I'll try to explain it in brief:
The brain has different regions used for different purposes. The brain is NOT symmetrical in how it divides up these different purposes. For example, in most human brains, the regions that control speech (Broca's area, which controls the ability to produce speech, and Wernicke's areas, which controls the ability to understand speech) tend to be found on the left half of the brain (the left hemisphere).
The way the brain-body connection is "wired", the signals controlling the body are crossed: the left hemisphere controls the right side of the body while the right hemisphere controls the left side of the body. Therefore, in the majority of humans, right-handed people are powered by their left hemisphere. As you'd expect, left-handed people in general are powered by their right hemisphere (although this gets pretty complicated and there are many exceptions).
Now, because of the above, and because the 2 hemispheres each have their own specializations, it is possible and perhaps probable that if a right-handed person is therefore powered by their left hemisphere, and language is located in the left hemisphere, then right-handed people have a better felicity for language-based things, simply because their left hemisphere is more dominant (as manifest by handedness). Other specialities found in the left hemisphere include areas for speech structure, mania, and rationalization.

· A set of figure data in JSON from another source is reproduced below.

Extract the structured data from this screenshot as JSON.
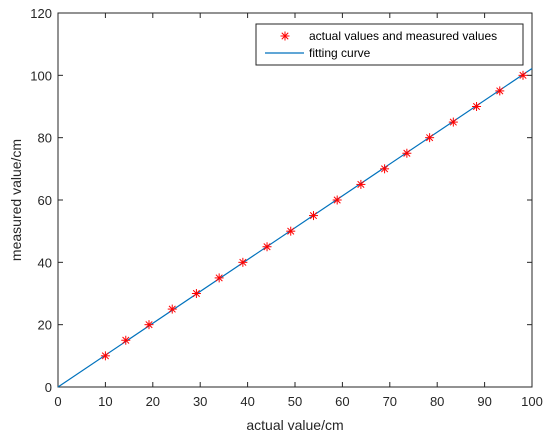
{
  "chart_data": {
    "type": "scatter",
    "xlabel": "actual value/cm",
    "ylabel": "measured value/cm",
    "xlim": [
      0,
      100
    ],
    "ylim": [
      0,
      120
    ],
    "x_ticks": [
      0,
      10,
      20,
      30,
      40,
      50,
      60,
      70,
      80,
      90,
      100
    ],
    "y_ticks": [
      0,
      20,
      40,
      60,
      80,
      100,
      120
    ],
    "grid": false,
    "legend_position": "top-right",
    "series": [
      {
        "name": "actual values and measured values",
        "kind": "markers",
        "marker": "asterisk",
        "color": "#ff0000",
        "x": [
          10,
          14.3,
          19.2,
          24.1,
          29.2,
          34,
          39,
          44.1,
          49.1,
          53.9,
          58.9,
          63.9,
          68.9,
          73.6,
          78.4,
          83.4,
          88.3,
          93.2,
          98.1
        ],
        "y": [
          10,
          15,
          20,
          25,
          30,
          35,
          40,
          45,
          50,
          55,
          60,
          65,
          70,
          75,
          80,
          85,
          90,
          95,
          100
        ]
      },
      {
        "name": "fitting curve",
        "kind": "line",
        "color": "#0072bd",
        "x": [
          0,
          100
        ],
        "y": [
          0,
          102.2
        ]
      }
    ]
  }
}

Similarly, left-handed people are mostly powered by their right hemisphere. It turns out, the right hemisphere seems to contain the brain regions dedicated to spatial comprehension, timing, sequencing, geometry, picture-storage, and music-based sensory. <-- One can guess that because many of these right hemisphere traits are associated with art/music, then perhaps many artists/musicians are left-handed.
How do scientists figure out which hemisphere controls what? Well, there is a part of the brain called the Corpus Callosum, which connects the left and right hemispheres so that they can communicate with each other (this is why the image we see through our eyes is not 2 separate "windows" but rather one unified picture - - - because the hemispheres are able to communicate with each other to create a single "window").
Now, in some patients with severe seizure disorders, the only treatment for them is to cut the Corpus Callosum so that they can still function but their seizures won't be able to cross over to the opposite hemisphere and screw up those functions. In these patients, whose Corpus Callosum has now been cut, their left and right hemispheres cannot communicate with each other. These patients can still get on with life (since most daily tasks don't really require both hemispheres teaming up together anyway), but scientists are able to do all sorts of visual, musical, and lingustical tests while they visualize the brain on PET/MRI scans to see which areas light up during certain tasks. Pretty cool stuff!